FDA clears Cleviprex as first new IV antihypertensive drug in decade

 
Cleviprex to present a new IV antihypertensive treatment in critical care settings. Source: Medicines Company 
  
The FDA has approved the Medicines Company’s intravenous therapy Cleviprex injectable emulsion for the reduction of blood pressure when oral therapy is not feasible or not desirable.

Cleviprex, an intravenous (IV) antihypertensive, provides control of blood pressure in the critical-care setting, which is backed by data in the emergency department, operating room and intensive care unit. according to the Parsippany, N.J.-based company.

The company also said its Cleviprex (clevidipine butyrate) has a rapid onset and offset of action and can be titrated for blood pressure control. Unlike many current IV antihypertensive agents, metabolized by the kidney and/or liver, Cleviprex is metabolized in the blood and tissues and does not accumulate in the body.

"In the last decade, there have been no new IV antihypertensive agents introduced to the market," said John Kelley, president and chief operating officer of the Medicines Company.

The company has planned to launch Cleviprex in September.

At the 2008 Society of Critical Care Medicine (SCCM) meeting, W. Frank Peacock, MD, and colleagues from the Cleveland Clinic reported that Cleviprex was safe and effective in patients with renal dysfunction and in those with acute heart failure. The data were from phase III of the VELOCITY trial, an open-label, single-arm, multi-center study in 126 emergency department patients presenting with acutely elevated blood pressure.

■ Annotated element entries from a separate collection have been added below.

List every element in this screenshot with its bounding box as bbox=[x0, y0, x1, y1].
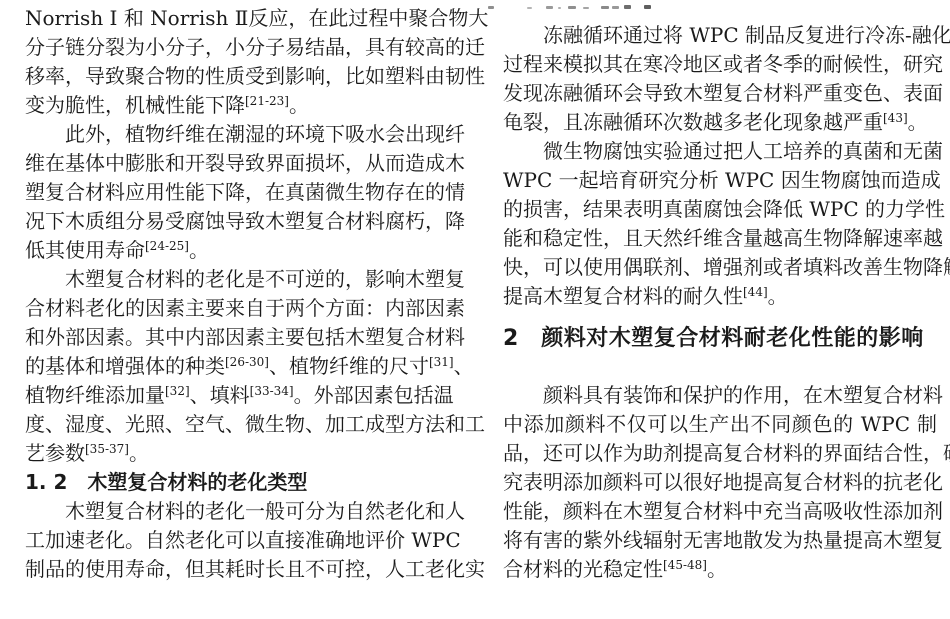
citation-ref: [44] bbox=[743, 285, 768, 299]
body-text-line: 移率，导致聚合物的性质受到影响，比如塑料由韧性 bbox=[25, 62, 449, 91]
scan-artifact-dash bbox=[583, 7, 589, 9]
body-text-line: 合材料老化的因素主要来自于两个方面：内部因素 bbox=[25, 294, 449, 323]
scan-artifact-dash bbox=[644, 5, 651, 9]
scan-artifact-dash bbox=[568, 6, 576, 9]
body-text-line: 植物纤维添加量[32]、填料[33-34]。外部因素包括温 bbox=[25, 381, 449, 410]
body-text-line: 分子链分裂为小分子，小分子易结晶，具有较高的迁 bbox=[25, 33, 449, 62]
body-text-line: 变为脆性，机械性能下降[21-23]。 bbox=[25, 91, 449, 120]
body-text-line: 究表明添加颜料可以很好地提高复合材料的抗老化 bbox=[503, 468, 937, 497]
body-text-line: 龟裂，且冻融循环次数越多老化现象越严重[43]。 bbox=[503, 108, 937, 137]
body-text-line: 性能，颜料在木塑复合材料中充当高吸收性添加剂 bbox=[503, 497, 937, 526]
text-column-left: Norrish Ⅰ 和 Norrish Ⅱ反应，在此过程中聚合物大分子链分裂为小… bbox=[25, 4, 449, 584]
citation-ref: [32] bbox=[165, 384, 190, 398]
paper-page: Norrish Ⅰ 和 Norrish Ⅱ反应，在此过程中聚合物大分子链分裂为小… bbox=[0, 0, 950, 619]
citation-ref: [31] bbox=[429, 355, 454, 369]
scan-artifact-dash bbox=[558, 7, 561, 9]
scan-artifact-dash bbox=[601, 6, 609, 9]
scan-artifact-dash bbox=[612, 6, 619, 9]
body-text-line: 颜料具有装饰和保护的作用，在木塑复合材料 bbox=[503, 381, 937, 410]
body-text-line: 合材料的光稳定性[45-48]。 bbox=[503, 555, 937, 584]
scan-artifact-dash bbox=[488, 6, 494, 9]
citation-ref: [45-48] bbox=[663, 558, 707, 572]
body-text-line: 工加速老化。自然老化可以直接准确地评价 WPC bbox=[25, 526, 449, 555]
body-text-line: 冻融循环通过将 WPC 制品反复进行冷冻-融化 bbox=[503, 21, 937, 50]
body-text-line: 过程来模拟其在寒冷地区或者冬季的耐候性，研究 bbox=[503, 50, 937, 79]
text-column-right: 冻融循环通过将 WPC 制品反复进行冷冻-融化过程来模拟其在寒冷地区或者冬季的耐… bbox=[503, 21, 937, 584]
body-text-line: 微生物腐蚀实验通过把人工培养的真菌和无菌 bbox=[503, 137, 937, 166]
body-text-line: Norrish Ⅰ 和 Norrish Ⅱ反应，在此过程中聚合物大 bbox=[25, 4, 449, 33]
body-text-line: 能和稳定性，且天然纤维含量越高生物降解速率越 bbox=[503, 224, 937, 253]
body-text-line: 发现冻融循环会导致木塑复合材料严重变色、表面 bbox=[503, 79, 937, 108]
citation-ref: [24-25] bbox=[145, 239, 189, 253]
subsection-heading: 1. 2 木塑复合材料的老化类型 bbox=[25, 468, 449, 497]
body-text-line: 快，可以使用偶联剂、增强剂或者填料改善生物降解 bbox=[503, 253, 937, 282]
body-text-line: 塑复合材料应用性能下降，在真菌微生物存在的情 bbox=[25, 178, 449, 207]
scan-artifact-dash bbox=[624, 5, 631, 9]
body-text-line: 和外部因素。其中内部因素主要包括木塑复合材料 bbox=[25, 323, 449, 352]
scan-artifact-dash bbox=[527, 7, 532, 9]
scan-artifact-dash bbox=[546, 6, 553, 9]
body-text-line: 品，还可以作为助剂提高复合材料的界面结合性，研 bbox=[503, 439, 937, 468]
citation-ref: [35-37] bbox=[85, 442, 129, 456]
body-text-line: 的损害，结果表明真菌腐蚀会降低 WPC 的力学性 bbox=[503, 195, 937, 224]
body-text-line: 中添加颜料不仅可以生产出不同颜色的 WPC 制 bbox=[503, 410, 937, 439]
body-text-line: 提高木塑复合材料的耐久性[44]。 bbox=[503, 282, 937, 311]
body-text-line: 低其使用寿命[24-25]。 bbox=[25, 236, 449, 265]
body-text-line: 况下木质组分易受腐蚀导致木塑复合材料腐朽，降 bbox=[25, 207, 449, 236]
body-text-line: 的基体和增强体的种类[26-30]、植物纤维的尺寸[31]、 bbox=[25, 352, 449, 381]
body-text-line: 制品的使用寿命，但其耗时长且不可控，人工老化实 bbox=[25, 555, 449, 584]
body-text-line: 木塑复合材料的老化是不可逆的，影响木塑复 bbox=[25, 265, 449, 294]
section-heading: 2 颜料对木塑复合材料耐老化性能的影响 bbox=[503, 317, 937, 361]
citation-ref: [26-30] bbox=[225, 355, 269, 369]
body-text-line: 将有害的紫外线辐射无害地散发为热量提高木塑复 bbox=[503, 526, 937, 555]
citation-ref: [33-34] bbox=[250, 384, 294, 398]
body-text-line: 度、湿度、光照、空气、微生物、加工成型方法和工 bbox=[25, 410, 449, 439]
citation-ref: [21-23] bbox=[245, 94, 289, 108]
body-text-line: 艺参数[35-37]。 bbox=[25, 439, 449, 468]
citation-ref: [43] bbox=[883, 111, 908, 125]
body-text-line: WPC 一起培育研究分析 WPC 因生物腐蚀而造成 bbox=[503, 166, 937, 195]
body-text-line: 维在基体中膨胀和开裂导致界面损坏，从而造成木 bbox=[25, 149, 449, 178]
body-text-line: 此外，植物纤维在潮湿的环境下吸水会出现纤 bbox=[25, 120, 449, 149]
body-text-line: 木塑复合材料的老化一般可分为自然老化和人 bbox=[25, 497, 449, 526]
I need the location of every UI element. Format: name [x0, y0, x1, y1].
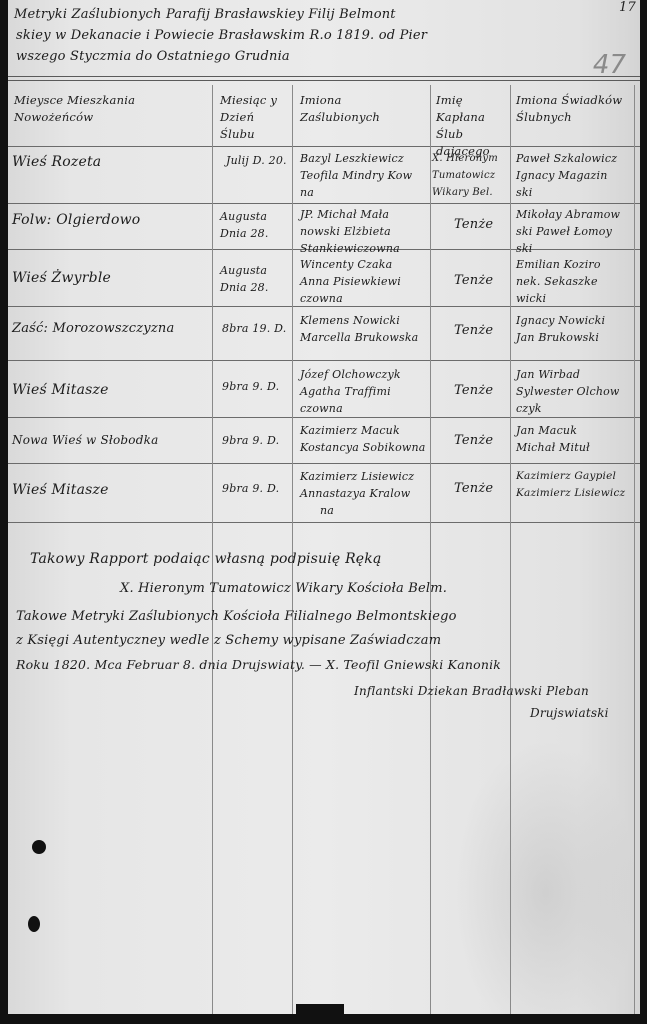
title-line: Metryki Zaślubionych Parafij Brasławskie…: [14, 4, 614, 25]
row-5-place: Wieś Mitasze: [12, 382, 109, 399]
row-3-date: Augusta Dnia 28.: [220, 262, 290, 296]
attestation-line-6: Inflantski Dziekan Bradławski Pleban: [354, 680, 589, 702]
row-4-priest: Tenże: [454, 322, 493, 339]
header-couple: Imiona Zaślubionych: [300, 92, 425, 126]
row-4-witnesses: Ignacy NowickiJan Brukowski: [516, 312, 605, 346]
row-4-place: Zaść: Morozowszczyzna: [12, 320, 174, 337]
attestation-line-7: Drujswiatski: [530, 702, 609, 724]
row-rule: [8, 522, 640, 523]
row-rule: [8, 360, 640, 361]
row-4-couple: Klemens NowickiMarcella Brukowska: [300, 312, 418, 346]
row-rule: [8, 203, 640, 204]
row-7-place: Wieś Mitasze: [12, 482, 109, 499]
row-6-witnesses: Jan MacukMichał Mituł: [516, 422, 590, 456]
row-2-place: Folw: Olgierdowo: [12, 212, 140, 229]
header-date: Miesiąc y Dzień Ślubu: [220, 92, 290, 143]
row-5-priest: Tenże: [454, 382, 493, 399]
ink-blot: [32, 840, 46, 854]
row-6-priest: Tenże: [454, 432, 493, 449]
ink-blot: [28, 916, 40, 932]
row-3-priest: Tenże: [454, 272, 493, 289]
register-page: 17 47 Metryki Zaślubionych Parafij Brasł…: [8, 0, 640, 1014]
folio-number: 17: [619, 0, 636, 15]
title-line: wszego Styczmia do Ostatniego Grudnia: [14, 46, 614, 67]
row-2-date: Augusta Dnia 28.: [220, 208, 290, 242]
row-7-witnesses: Kazimierz GaypielKazimierz Lisiewicz: [516, 468, 625, 502]
row-7-priest: Tenże: [454, 480, 493, 497]
attestation-line-4: z Księgi Autentyczney wedle z Schemy wyp…: [16, 630, 441, 652]
row-rule: [8, 463, 640, 464]
attestation-line-2: X. Hieronym Tumatowicz Wikary Kościoła B…: [120, 578, 447, 600]
row-3-place: Wieś Żwyrble: [12, 270, 111, 287]
attestation-line-5: Roku 1820. Mca Februar 8. dnia Drujswiat…: [16, 654, 501, 676]
row-6-place: Nowa Wieś w Słobodka: [12, 432, 158, 449]
title-line: skiey w Dekanacie i Powiecie Brasławskim…: [14, 25, 614, 46]
row-1-priest: X. HieronymTumatowiczWikary Bel.: [432, 150, 498, 201]
column-rule: [430, 85, 431, 1014]
column-rule: [634, 85, 635, 1014]
attestation-line-1: Takowy Rapport podaiąc własną podpisuię …: [30, 548, 382, 570]
page-edge-tab: [296, 1004, 344, 1024]
header-residence: Mieysce Mieszkania Nowożeńców: [14, 92, 204, 126]
row-3-witnesses: Emilian Kozironek. Sekaszkewicki: [516, 256, 601, 307]
row-2-priest: Tenże: [454, 216, 493, 233]
row-5-couple: Józef OlchowczykAgatha Traffimiczowna: [300, 366, 401, 417]
row-7-date: 9bra 9. D.: [222, 480, 279, 497]
attestation-line-3: Takowe Metryki Zaślubionych Kościoła Fil…: [16, 606, 457, 628]
row-6-date: 9bra 9. D.: [222, 432, 279, 449]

Primary endpoints were the percentage of patients within initial target blood pressure range by 30 minutes, and the percentage below that range after three minutes of initiating Cleviprex.

Researchers found that target blood pressure control was achieved with Cleviprex by a median of 6.3 minutes for patients with renal dysfunction and 11.3 minutes for patients with acute heart failure. They reported that 91 percent of renal dysfunction patients (N=24) and 94 percent of acute heart failure (N=19) patients reached their target within 30 minutes. The remaining patients reached their target range after 30 minutes.

Most patients (88 percent renal dysfunction, 84 percent acute heart failure) transitioned smoothly to an oral antihypertensive after completing treatment with Cleviprex. In these analyses, there were no hypotensive events and Cleviprex was well tolerated.

Independent research from Duke University Medical Center, also presented at SCCM, of a Duke Heart Center database of 5,000 patients demonstrated that blood pressure above or below a target range was significantly linked to 30-day mortality in cardiac surgery patients.

"The impetus for the Duke database analysis were the ECLIPSE results, which showed that improved blood pressure control in cardiac surgery patients significantly reduced the risk of death within 30 days following the procedure," said Solomon Aronson, MD, a professor of anesthesiology at Duke.

"These data clearly demonstrate the need to reevaluate the management of acute blood pressure changes during surgery. Furthermore, these data alert us to an important and emerging unmet clinical need for new target therapies that better manage and control severe blood pressure excursions in the hospital," Aronson said.